Um beim Beispiel der Wahrnehmbarkeit zu bleiben, muss dem Beschuldigten (nicht eines außenstehenden Beobachters) die tatsächliche Wahrnehmung des Unfalls in akustischer, visueller oder physischer Hinsicht nachgewiesen werden. Hierbei spielen Umstände wie Motorgeräusche oder laute Musik eine ebenso entscheidende Rolle wie die eigene Konzentration auf den Straßenverkehr oder die (unterbewusste) Fehlinterpretation eines Unfallgeräusches – z. B. bei Baustellenlärm.

Verkennt eine Person nämlich „nur“ fahrlässig die Umstände eines Unfalls, so handelt sie eben nicht vorsätzlich und damit straflos. Der Vorwurf des „hätte erkennen können/ müssen“ genügt gerade nicht für die Begehung einer „Unfallflucht“.

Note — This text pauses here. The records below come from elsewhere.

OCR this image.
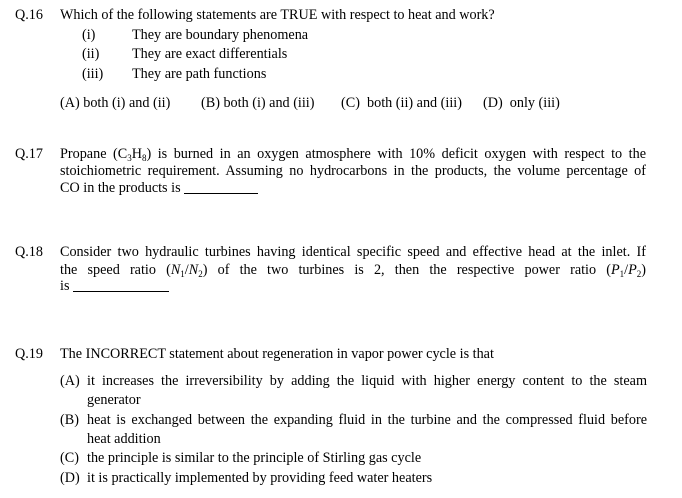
Q.16 Which of the following statements are TRUE with respect to heat and work?
(i)	They are boundary phenomena
(ii) They are exact differentials
(iii) They are path functions
(A) both (i) and (ii) (B) both (i) and (iii) (C)  both (ii) and (iii) (D)  only (iii)
Q.17 Propane $(C_3H_8)$ is burned in an oxygen atmosphere with 10% deficit oxygen with respect to the
stoichiometric requirement. Assuming no hydrocarbons in the products, the volume percentage of
CO in the products is
Q.18 Consider two hydraulic turbines having identical specific speed and effective head at the inlet. If
the speed ratio $(N_1/N_2)$ of the two turbines is 2, then the respective power ratio $(P_1/P_2)$
is
Q.19 The INCORRECT statement about regeneration in vapor power cycle is that
(A) it increases the irreversibility by adding the liquid with higher energy content to the steam
generator
(B) heat is exchanged between the expanding fluid in the turbine and the compressed fluid before
heat addition
(C) the principle is similar to the principle of Stirling gas cycle
(D) it is practically implemented by providing feed water heaters
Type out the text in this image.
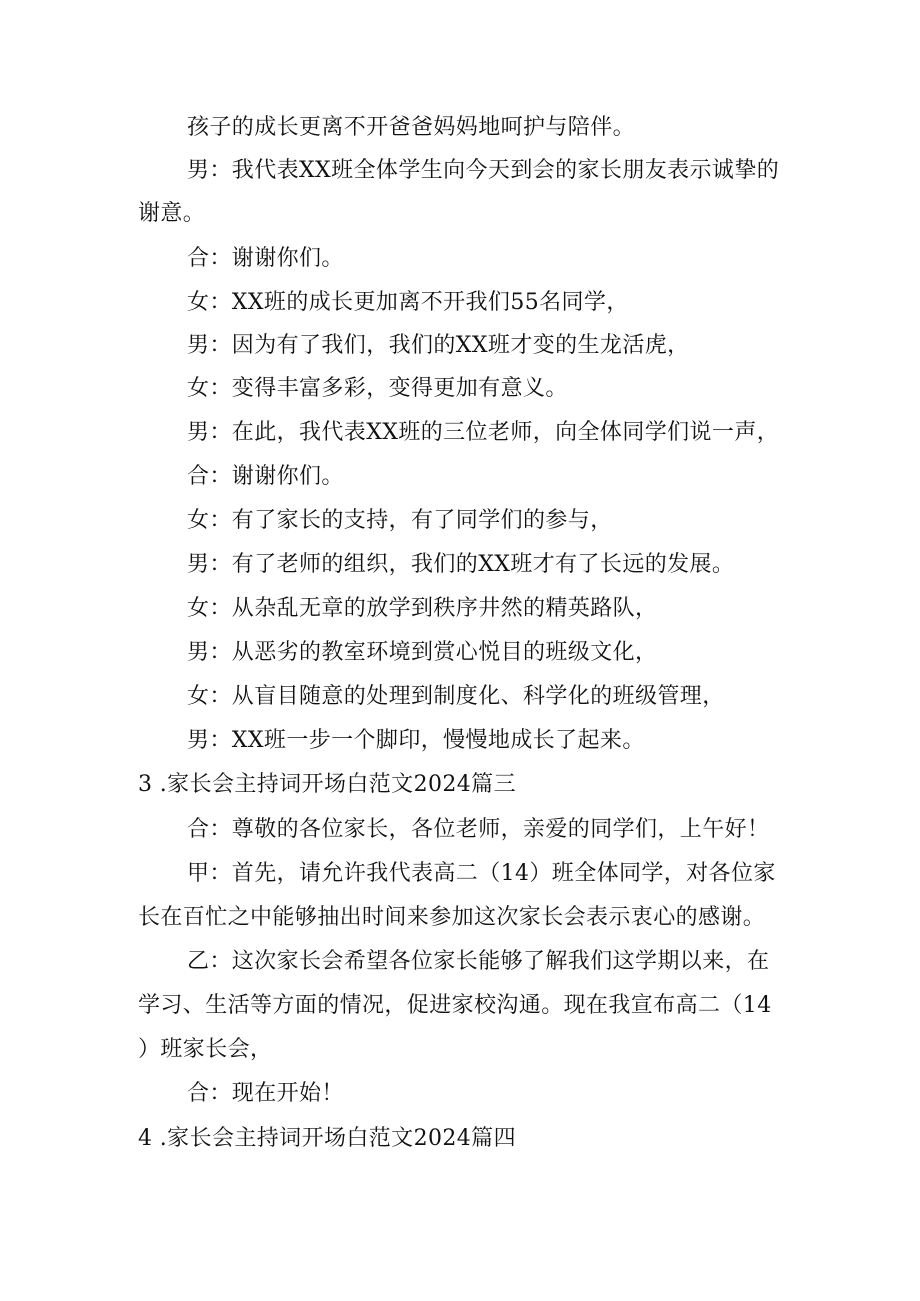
孩子的成长更离不开爸爸妈妈地呵护与陪伴。
男：我代表XX班全体学生向今天到会的家长朋友表示诚挚的
谢意。
合：谢谢你们。
女：XX班的成长更加离不开我们55名同学，
男：因为有了我们，我们的XX班才变的生龙活虎，
女：变得丰富多彩，变得更加有意义。
男：在此，我代表XX班的三位老师，向全体同学们说一声，
合：谢谢你们。
女：有了家长的支持，有了同学们的参与，
男：有了老师的组织，我们的XX班才有了长远的发展。
女：从杂乱无章的放学到秩序井然的精英路队，
男：从恶劣的教室环境到赏心悦目的班级文化，
女：从盲目随意的处理到制度化、科学化的班级管理，
男：XX班一步一个脚印，慢慢地成长了起来。
3 .家长会主持词开场白范文2024篇三
合：尊敬的各位家长，各位老师，亲爱的同学们，上午好！
甲：首先，请允许我代表高二（14）班全体同学，对各位家
长在百忙之中能够抽出时间来参加这次家长会表示衷心的感谢。
乙：这次家长会希望各位家长能够了解我们这学期以来，在
学习、生活等方面的情况，促进家校沟通。现在我宣布高二（14
）班家长会，
合：现在开始！
4 .家长会主持词开场白范文2024篇四
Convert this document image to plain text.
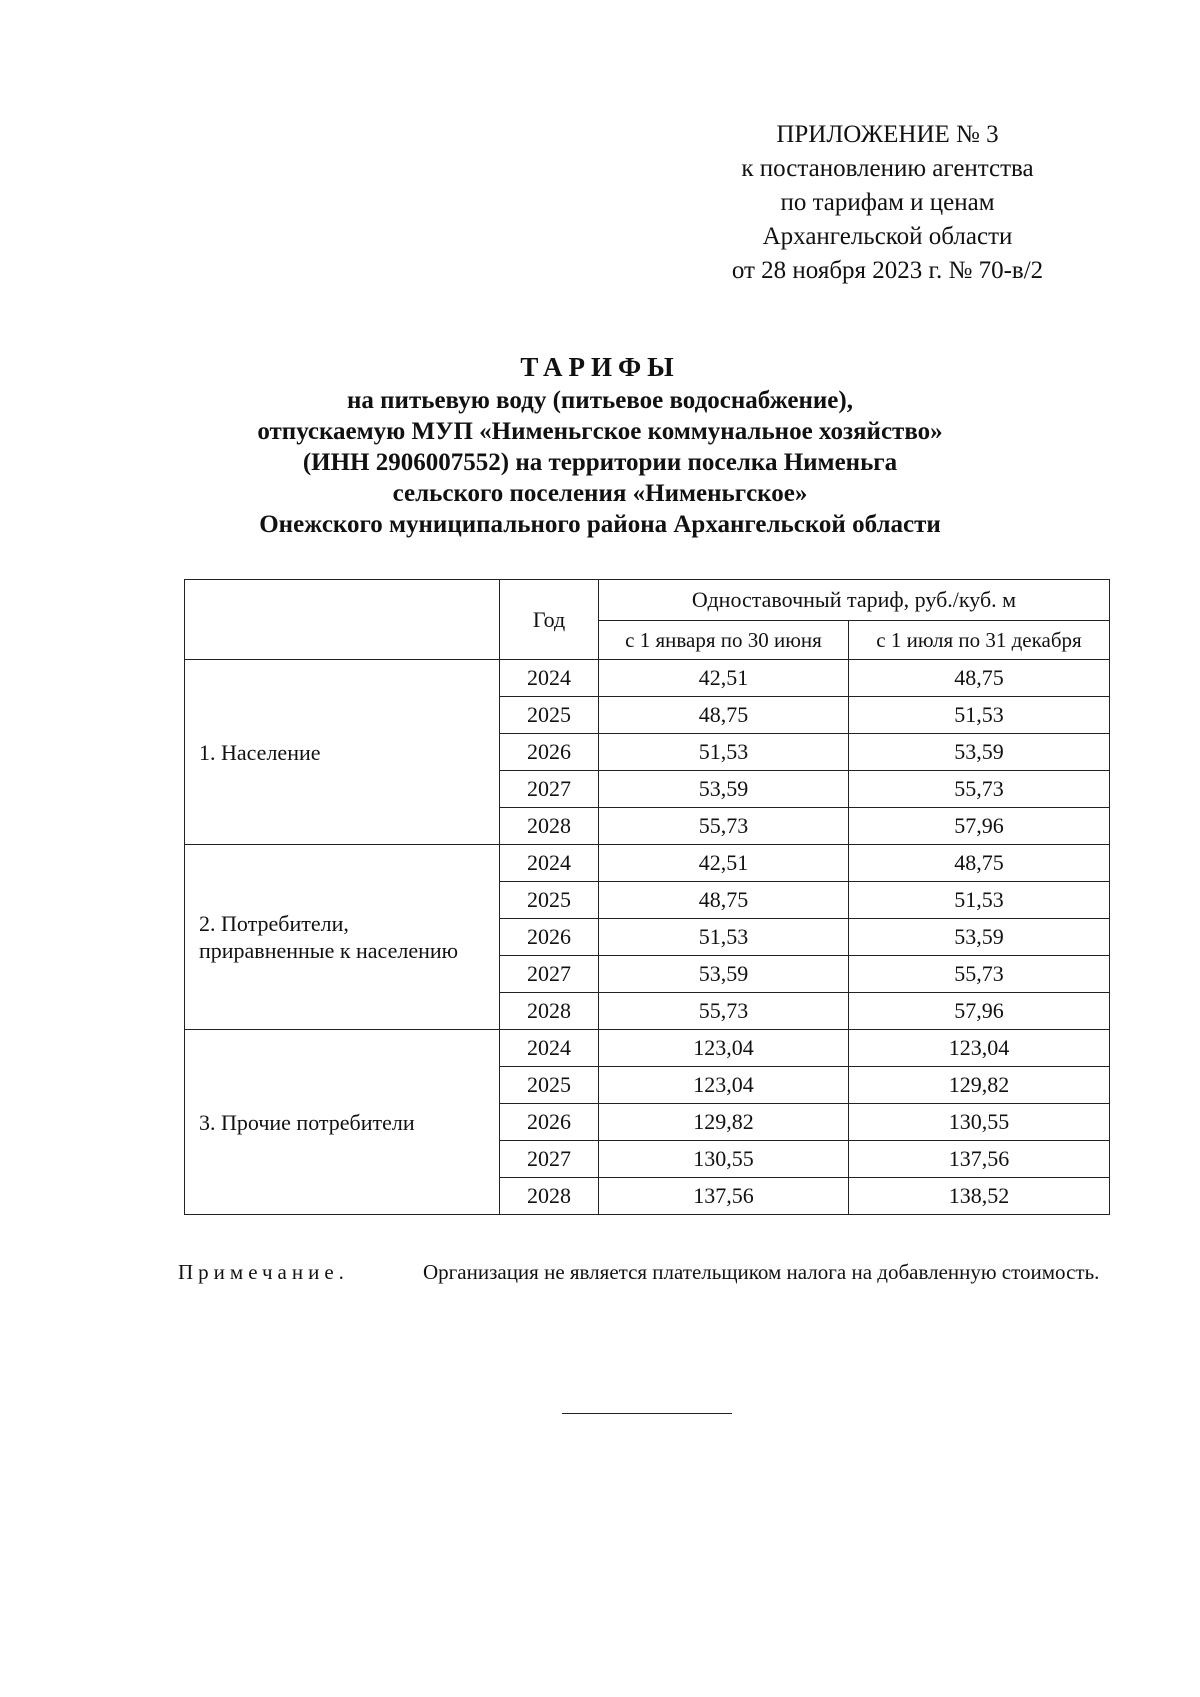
ПРИЛОЖЕНИЕ № 3
к постановлению агентства
по тарифам и ценам
Архангельской области
от 28 ноября 2023 г. № 70-в/2
ТАРИФЫ
на питьевую воду (питьевое водоснабжение),
отпускаемую МУП «Нименьгское коммунальное хозяйство»
(ИНН 2906007552) на территории поселка Нименьга
сельского поселения «Нименьгское»
Онежского муниципального района Архангельской области
	Год	Одноставочный тариф, руб./куб. м	
		с 1 января по 30 июня	с 1 июля по 31 декабря
1. Население	2024	42,51	48,75
	2025	48,75	51,53
	2026	51,53	53,59
	2027	53,59	55,73
	2028	55,73	57,96

2. Потребители,
приравненные к населению	2024	42,51	48,75
	2025	48,75	51,53
	2026	51,53	53,59
	2027	53,59	55,73
	2028	55,73	57,96
3. Прочие потребители	2024	123,04	123,04
	2025	123,04	129,82
	2026	129,82	130,55
	2027	130,55	137,56
	2028	137,56	138,52
Примечание.	Организация не является плательщиком налога на добавленную стоимость.
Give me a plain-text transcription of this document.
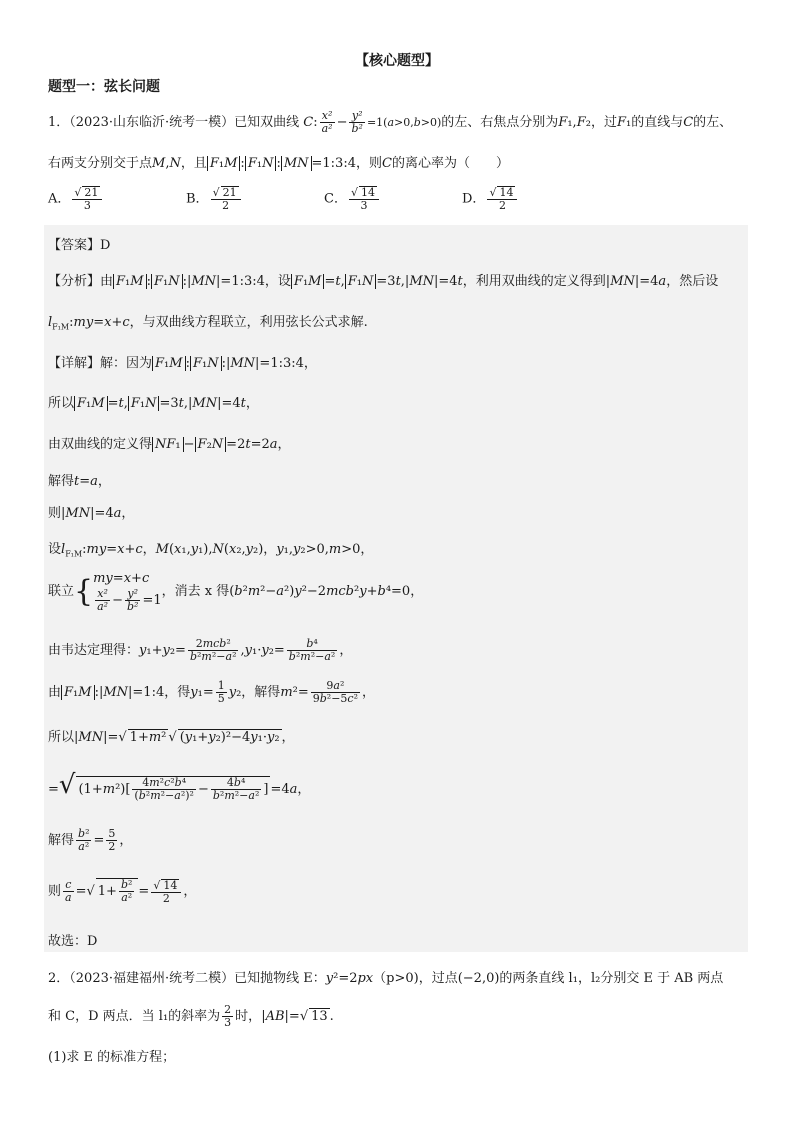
【核心题型】
题型一：弦长问题
1．（2023·山东临沂·统考一模）已知双曲线 C: $\frac{\text{x²}}{\text{a²}} - \frac{\text{y²}}{\text{b²}} =1(a>0,b>0)$的左、右焦点分别为F₁,F₂，过F₁的直线与C的左、
右两支分别交于点M,N，且 F₁M : F₁N : MN =1:3:4，则C的离心率为（　　）
A． √ $\frac{21}{3}$	B． √ $\frac{21}{2}$	C． √ $\frac{14}{3}$	D． √ $\frac{14}{2}$
【答案】D
【分析】由 F₁M : F₁N :|MN|=1:3:4，设 F₁M =t, F₁N =3t,|MN|=4t，利用双曲线的定义得到|MN|=4a，然后设
$l_{F_1M}:my=x+c$，与双曲线方程联立，利用弦长公式求解.
【详解】解：因为 F₁M : F₁N :|MN|=1:3:4，
所以 F₁M =t, F₁N =3t,|MN|=4t，
由双曲线的定义得 NF₁ − F₂N =2t=2a，
解得t=a，
则|MN|=4a，
设$l_{F_1M}:my=x+c$，M(x₁,y₁),N(x₂,y₂)，y₁,y₂>0,m>0，
联立{my=x+c

$\frac{\text{x²}}{\text{a²}} - \frac{\text{y²}}{\text{b²}} =1$，消去 x 得(b²m²−a²)y²−2mcb²y+b⁴=0，
由韦达定理得：$y_1+y_2= \frac{\text{2mcb²}}{\text{b²m²−a²}} ,y_1\cdot y_2= \frac{\text{b⁴}}{\text{b²m²−a²}}$ ，
由 F₁M :|MN|=1:4，得$y_1= \frac{1}{5} y_2$，解得$m^2= \frac{\text{9a²}}{\text{9b²−5c²}}$ ，
所以|MN|= √ 1+m² √ (y₁+y₂)²−4y₁·y₂ ，
= √ $(1+m^2)[ \frac{\text{4m²c²b⁴}}{\text{(b²m²−a²)²}} - \frac{\text{4b⁴}}{\text{b²m²−a²}}$ ] =4a，
解得 $\frac{\text{b²}}{\text{a²}} = \frac{5}{2}$ ，
则 $\frac{c}{a}$ = √ $1+ \frac{\text{b²}}{\text{a²}}$ = √ $\frac{14}{2}$ ，
故选：D
2．（2023·福建福州·统考二模）已知抛物线 E：y²=2px（p>0)，过点(−2,0)的两条直线 l₁，l₂分别交 E 于 AB 两点
和 C，D 两点．当 l₁的斜率为 $\frac{2}{3}$ 时，|AB|= √ 13 .
(1)求 E 的标准方程；
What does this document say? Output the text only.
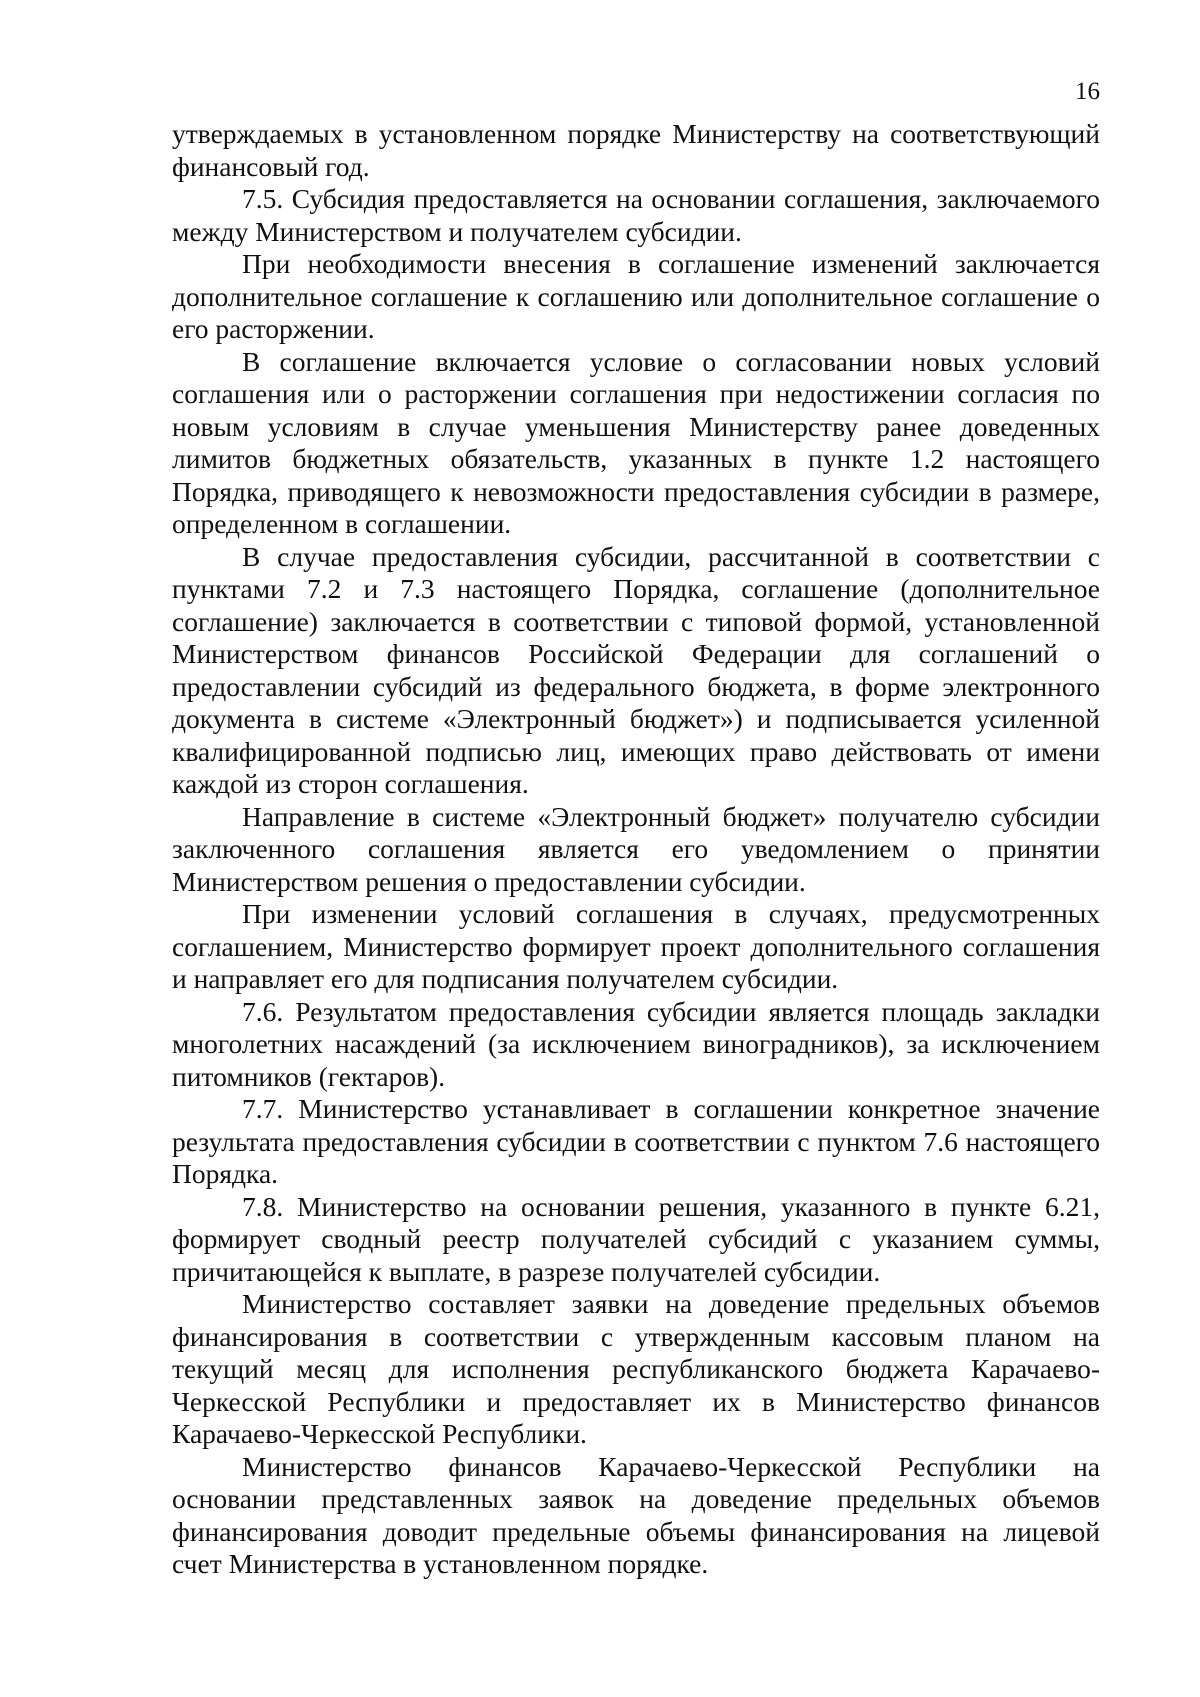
16

утверждаемых в установленном порядке Министерству на соответствующий финансовый год.

7.5. Субсидия предоставляется на основании соглашения, заключаемого между Министерством и получателем субсидии.

При необходимости внесения в соглашение изменений заключается дополнительное соглашение к соглашению или дополнительное соглашение о его расторжении.

В соглашение включается условие о согласовании новых условий соглашения или о расторжении соглашения при недостижении согласия по новым условиям в случае уменьшения Министерству ранее доведенных лимитов бюджетных обязательств, указанных в пункте 1.2 настоящего Порядка, приводящего к невозможности предоставления субсидии в размере, определенном в соглашении.

В случае предоставления субсидии, рассчитанной в соответствии с пунктами 7.2 и 7.3 настоящего Порядка, соглашение (дополнительное соглашение) заключается в соответствии с типовой формой, установленной Министерством финансов Российской Федерации для соглашений о предоставлении субсидий из федерального бюджета, в форме электронного документа в системе «Электронный бюджет») и подписывается усиленной квалифицированной подписью лиц, имеющих право действовать от имени каждой из сторон соглашения.

Направление в системе «Электронный бюджет» получателю субсидии заключенного соглашения является его уведомлением о принятии Министерством решения о предоставлении субсидии.

При изменении условий соглашения в случаях, предусмотренных соглашением, Министерство формирует проект дополнительного соглашения и направляет его для подписания получателем субсидии.

7.6. Результатом предоставления субсидии является площадь закладки многолетних насаждений (за исключением виноградников), за исключением питомников (гектаров).

7.7. Министерство устанавливает в соглашении конкретное значение результата предоставления субсидии в соответствии с пунктом 7.6 настоящего Порядка.

7.8. Министерство на основании решения, указанного в пункте 6.21, формирует сводный реестр получателей субсидий с указанием суммы, причитающейся к выплате, в разрезе получателей субсидии.

Министерство составляет заявки на доведение предельных объемов финансирования в соответствии с утвержденным кассовым планом на текущий месяц для исполнения республиканского бюджета Карачаево-Черкесской Республики и предоставляет их в Министерство финансов Карачаево-Черкесской Республики.

Министерство финансов Карачаево-Черкесской Республики на основании представленных заявок на доведение предельных объемов финансирования доводит предельные объемы финансирования на лицевой счет Министерства в установленном порядке.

Zur Klärung solcher und vieler weiterer potentiell strittiger Punkte bedarf es einer umfassenden Prüfung. Nur ein Rechtsanwalt kann nach vollständiger Akteneinsicht beurteilen, wie man mit den Vorwürfen umzugehen hat. Insbesondere empfiehlt es sich, so früh wie möglich einen Strafverteidiger mit verkehrsrechtlichen Kenntnissen einzuschalten. Dieser hat nicht nur den Ausgang des Strafverfahrens, sondern auch die versicherungsrechtlichen Folgen im Blick. Nicht selten klopft einige Wochen nach Beendigung des Strafverfahrens der eigene Kfz-Haftpflichtversicherer an Ihrer Tür und teilt Ihnen mit, Sie auf bis zu 5.000 Euro Schadensbetrag in Regress nehmen zu wollen. Gegen derartige Regressforderungen kann und sollte sich der Versicherungsnehmer jedoch zur Wehr setzen. Denn gemäß § 28 Abs. 3 Satz 1 Versicherungsvertragsgesetz (VVG)

„ist der Versicherer zur Leistung verpflichtet, soweit die Verletzung der Obliegenheit weder für den Eintritt oder die Feststellung des Versicherungsfalles noch für die Feststellung oder den Umfang der Leistungspflicht des Versicherers ursächlich ist.“.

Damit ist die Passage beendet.